De acordo com o secretário nacional dos Direitos Humanos da Pessoa Idosa, Alexandre da Silva, o assunto é “urgente, atual e do futuro”.
— O futuro é envelhecer, e o futuro é ancestral. (…) Este é o segmento que mais cresce. Mais da metade da população tem mais de 30 anos, então o Brasil não é mais um país de jovens — afirmou o secretário. O país está envelhecendo muito rápido e não está crescendo economicamente na mesma proporção, segundo Silva.
Se as pessoas envelhecerem como devido é porque as políticas públicas deram certo, destacou o secretário. Ele afirmou ainda que há grupos sociais que envelhecem bem, e outros que nem tanto, sendo necessário “garantir que essas pessoas possam viver plenamente a sua cidadania”. Silva lembrou que é preciso pensar na formação, em campanhas de letramento, já que muitos idosos sequer conseguem falar de suas necessidades, como diante dos profissionais das áreas de saúde. A ausência de letramento traz problemas como maior vitimização de idosos diante de fraudes e tentativas de golpes.
O secretário destacou ainda que, hoje, a população negra responde por 56% dos brasileiros, mas que após os 60 anos esse percentual cai a 48%, o que indica que eles não estão chegando todos à velhice.
Umas das preocupações da gestão é a implantação da Política Nacional de Cuidado, com o chamamento para toda a sociedade.
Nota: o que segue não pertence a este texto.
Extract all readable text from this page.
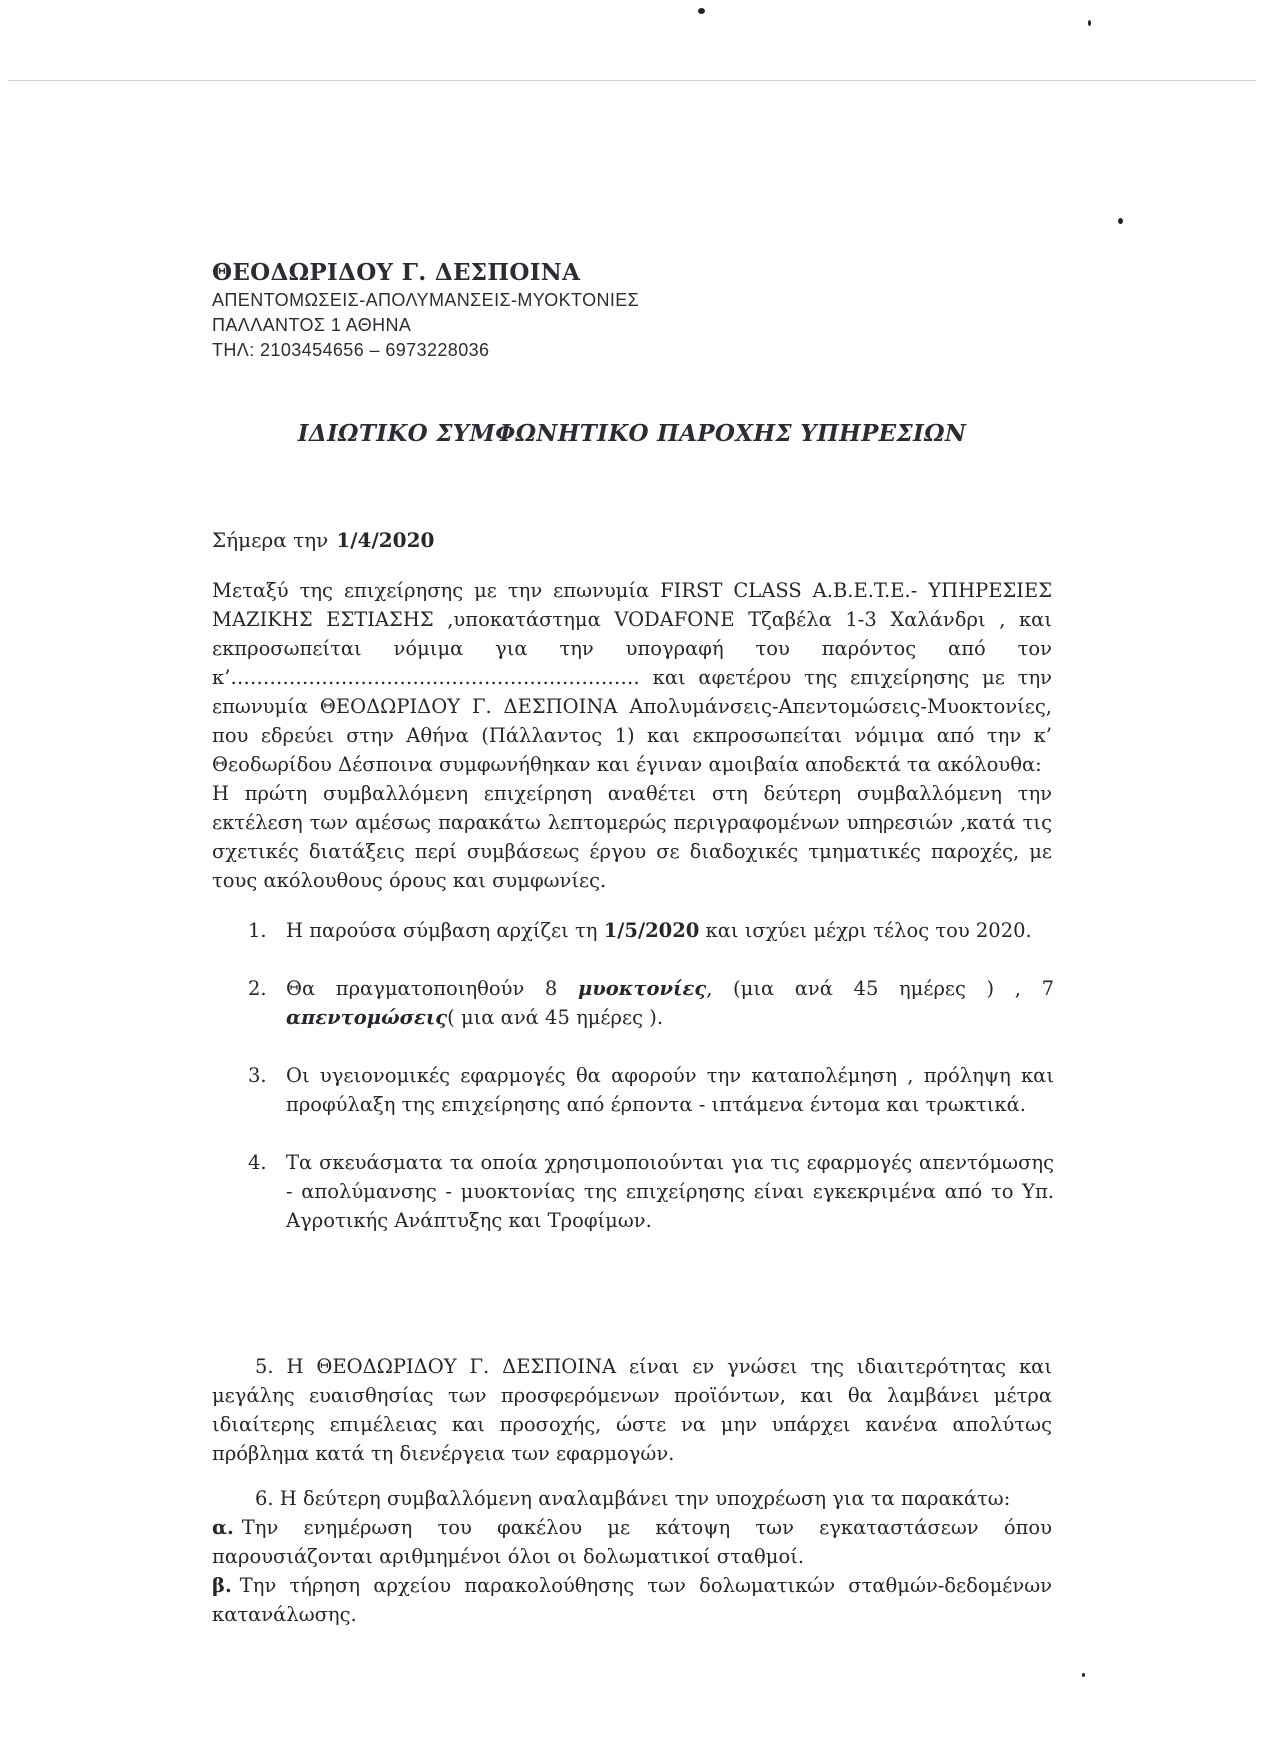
ΘΕΟΔΩΡΙΔΟΥ Γ. ΔΕΣΠΟΙΝΑ
ΑΠΕΝΤΟΜΩΣΕΙΣ-ΑΠΟΛΥΜΑΝΣΕΙΣ-ΜΥΟΚΤΟΝΙΕΣ
ΠΑΛΛΑΝΤΟΣ 1 ΑΘΗΝΑ
ΤΗΛ: 2103454656 – 6973228036
ΙΔΙΩΤΙΚΟ ΣΥΜΦΩΝΗΤΙΚΟ ΠΑΡΟΧΗΣ ΥΠΗΡΕΣΙΩΝ
Σήμερα την 1/4/2020
Μεταξύ της επιχείρησης με την επωνυμία FIRST CLASS A.B.E.T.E.- ΥΠΗΡΕΣΙΕΣ ΜΑΖΙΚΗΣ ΕΣΤΙΑΣΗΣ ,υποκατάστημα VODAFONE Τζαβέλα 1-3 Χαλάνδρι , και εκπροσωπείται νόμιμα για την υπογραφή του παρόντος από τον κ’……………………………………………………… και αφετέρου της επιχείρησης με την επωνυμία ΘΕΟΔΩΡΙΔΟΥ Γ. ΔΕΣΠΟΙΝΑ Απολυμάνσεις-Απεντομώσεις-Μυοκτονίες, που εδρεύει στην Αθήνα (Πάλλαντος 1) και εκπροσωπείται νόμιμα από την κ’ Θεοδωρίδου Δέσποινα συμφωνήθηκαν και έγιναν αμοιβαία αποδεκτά τα ακόλουθα:
Η πρώτη συμβαλλόμενη επιχείρηση αναθέτει στη δεύτερη συμβαλλόμενη την εκτέλεση των αμέσως παρακάτω λεπτομερώς περιγραφομένων υπηρεσιών ,κατά τις σχετικές διατάξεις περί συμβάσεως έργου σε διαδοχικές τμηματικές παροχές, με τους ακόλουθους όρους και συμφωνίες.
1. Η παρούσα σύμβαση αρχίζει τη 1/5/2020 και ισχύει μέχρι τέλος του 2020.
2. Θα πραγματοποιηθούν 8 μυοκτονίες, (μια ανά 45 ημέρες ) , 7 απεντομώσεις( μια ανά 45 ημέρες ).
3. Οι υγειονομικές εφαρμογές θα αφορούν την καταπολέμηση , πρόληψη και προφύλαξη της επιχείρησης από έρποντα - ιπτάμενα έντομα και τρωκτικά.
4. Τα σκευάσματα τα οποία χρησιμοποιούνται για τις εφαρμογές απεντόμωσης - απολύμανσης - μυοκτονίας της επιχείρησης είναι εγκεκριμένα από το Υπ. Αγροτικής Ανάπτυξης και Τροφίμων.
5. Η ΘΕΟΔΩΡΙΔΟΥ Γ. ΔΕΣΠΟΙΝΑ είναι εν γνώσει της ιδιαιτερότητας και μεγάλης ευαισθησίας των προσφερόμενων προϊόντων, και θα λαμβάνει μέτρα ιδιαίτερης επιμέλειας και προσοχής, ώστε να μην υπάρχει κανένα απολύτως πρόβλημα κατά τη διενέργεια των εφαρμογών.
6. Η δεύτερη συμβαλλόμενη αναλαμβάνει την υποχρέωση για τα παρακάτω:
α. Την ενημέρωση του φακέλου με κάτοψη των εγκαταστάσεων όπου παρουσιάζονται αριθμημένοι όλοι οι δολωματικοί σταθμοί.
β. Την τήρηση αρχείου παρακολούθησης των δολωματικών σταθμών-δεδομένων κατανάλωσης.
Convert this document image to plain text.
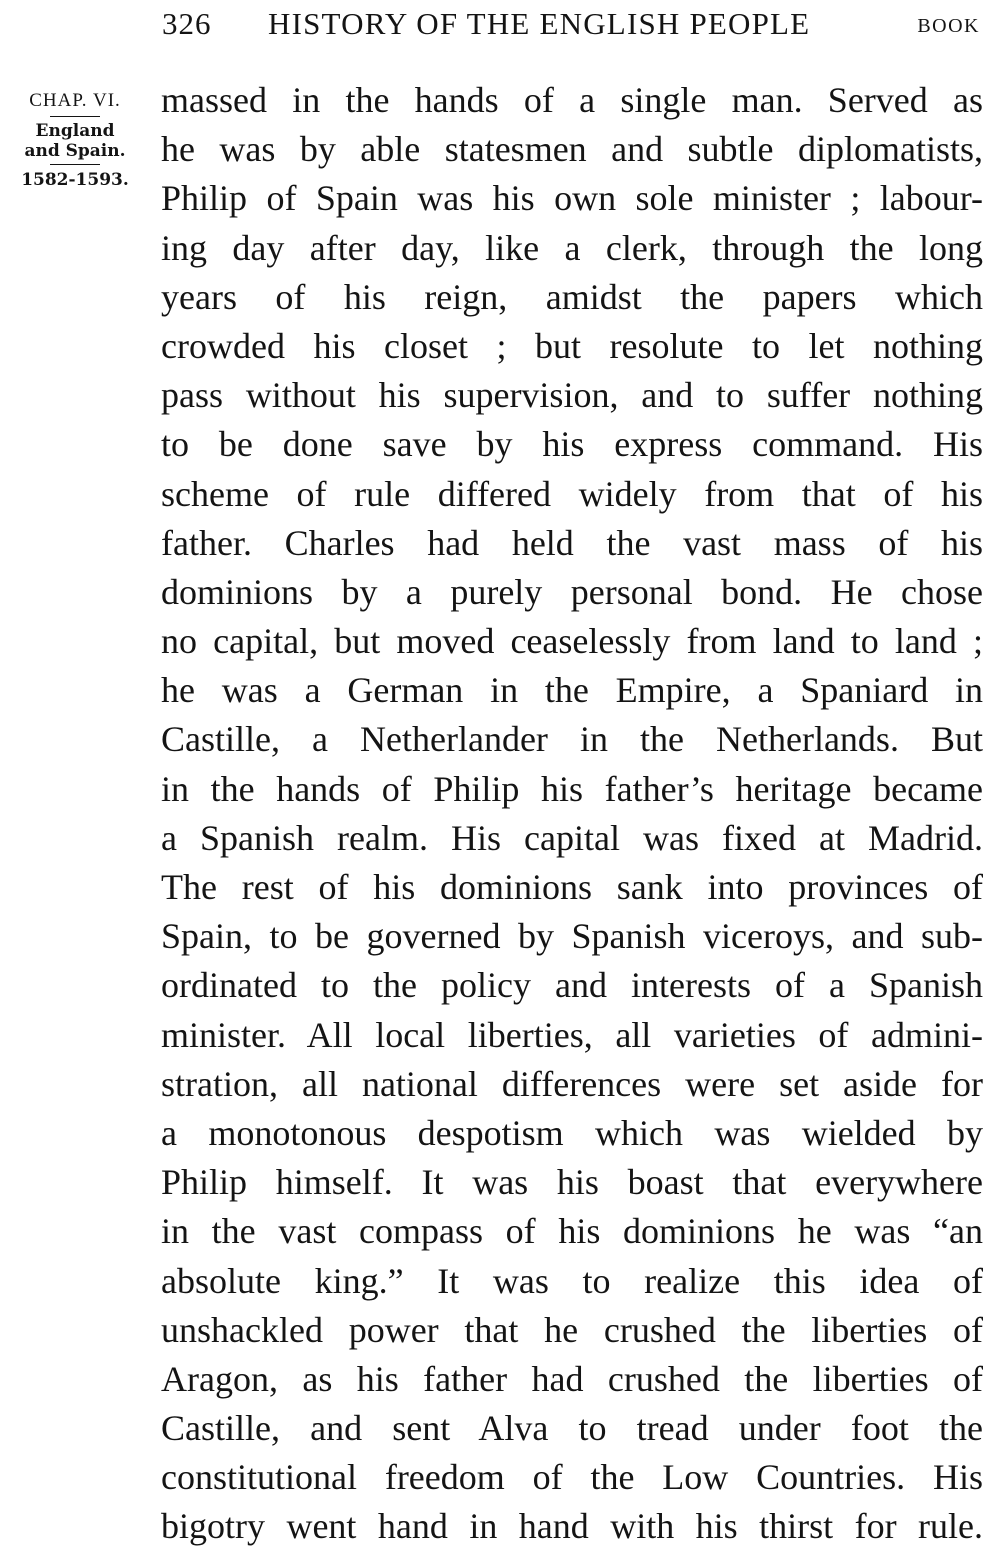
326 HISTORY OF THE ENGLISH PEOPLE	BOOK
CHAP. VI.
England
and Spain.
1582-1593.
massed in the hands of a single man. Served as
he was by able statesmen and subtle diplomatists,
Philip of Spain was his own sole minister ; labour-
ing day after day, like a clerk, through the long
years of his reign, amidst the papers which
crowded his closet ; but resolute to let nothing
pass without his supervision, and to suffer nothing
to be done save by his express command. His
scheme of rule differed widely from that of his
father. Charles had held the vast mass of his
dominions by a purely personal bond. He chose
no capital, but moved ceaselessly from land to land ;
he was a German in the Empire, a Spaniard in
Castille, a Netherlander in the Netherlands. But
in the hands of Philip his father’s heritage became
a Spanish realm. His capital was fixed at Madrid.
The rest of his dominions sank into provinces of
Spain, to be governed by Spanish viceroys, and sub-
ordinated to the policy and interests of a Spanish
minister. All local liberties, all varieties of admini-
stration, all national differences were set aside for
a monotonous despotism which was wielded by
Philip himself. It was his boast that everywhere
in the vast compass of his dominions he was “an
absolute king.” It was to realize this idea of
unshackled power that he crushed the liberties of
Aragon, as his father had crushed the liberties of
Castille, and sent Alva to tread under foot the
constitutional freedom of the Low Countries. His
bigotry went hand in hand with his thirst for rule.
— Há décadas a gente sabe que falar de bem estar da pessoa idosa não é só se ela está doente, (…) mas se ela tem capacidade funcional — disse Silva. Quando se tem a métrica, segundo o secretário, é possível entender todos os serviços sociais e assistenciais necessários. Também está sendo pensada a criação de um índice de violação dos direitos humanos das pessoas idosas.
Vulnerabilidade
Secretária nacional de Cuidados e Família do Ministério do Desenvolvimento e Assistência Social, Família e Combate à Fome, Lais Abramo afirmou que da mesma forma como existem muitas infâncias no Brasil, há muitas velhices. Ela destacou a situação de vulnerabilidade e de discriminação e que, não raras vezes, atingiriam mais alguns grupos, em especial as mulheres negras, as indígenas, as LGBTQIA+, entre outros.
— Entender isso é muito urgente devido ao processo de envelhecimento da população brasileira e das feminilização dos idosos, já que as mulheres vivem em média sete ano a mais que os homens.
Lais Abramo afirmou que não existe na América Latina um instrumento tão completo como o Estatuto do Idoso. Ela também destacou a importância da Lei 8.842, de 1994 (Política Nacional do Idoso) e lembrou que quando os idosos usam seus direitos, “são direitos, não privilégios e tem uma razão de ser”.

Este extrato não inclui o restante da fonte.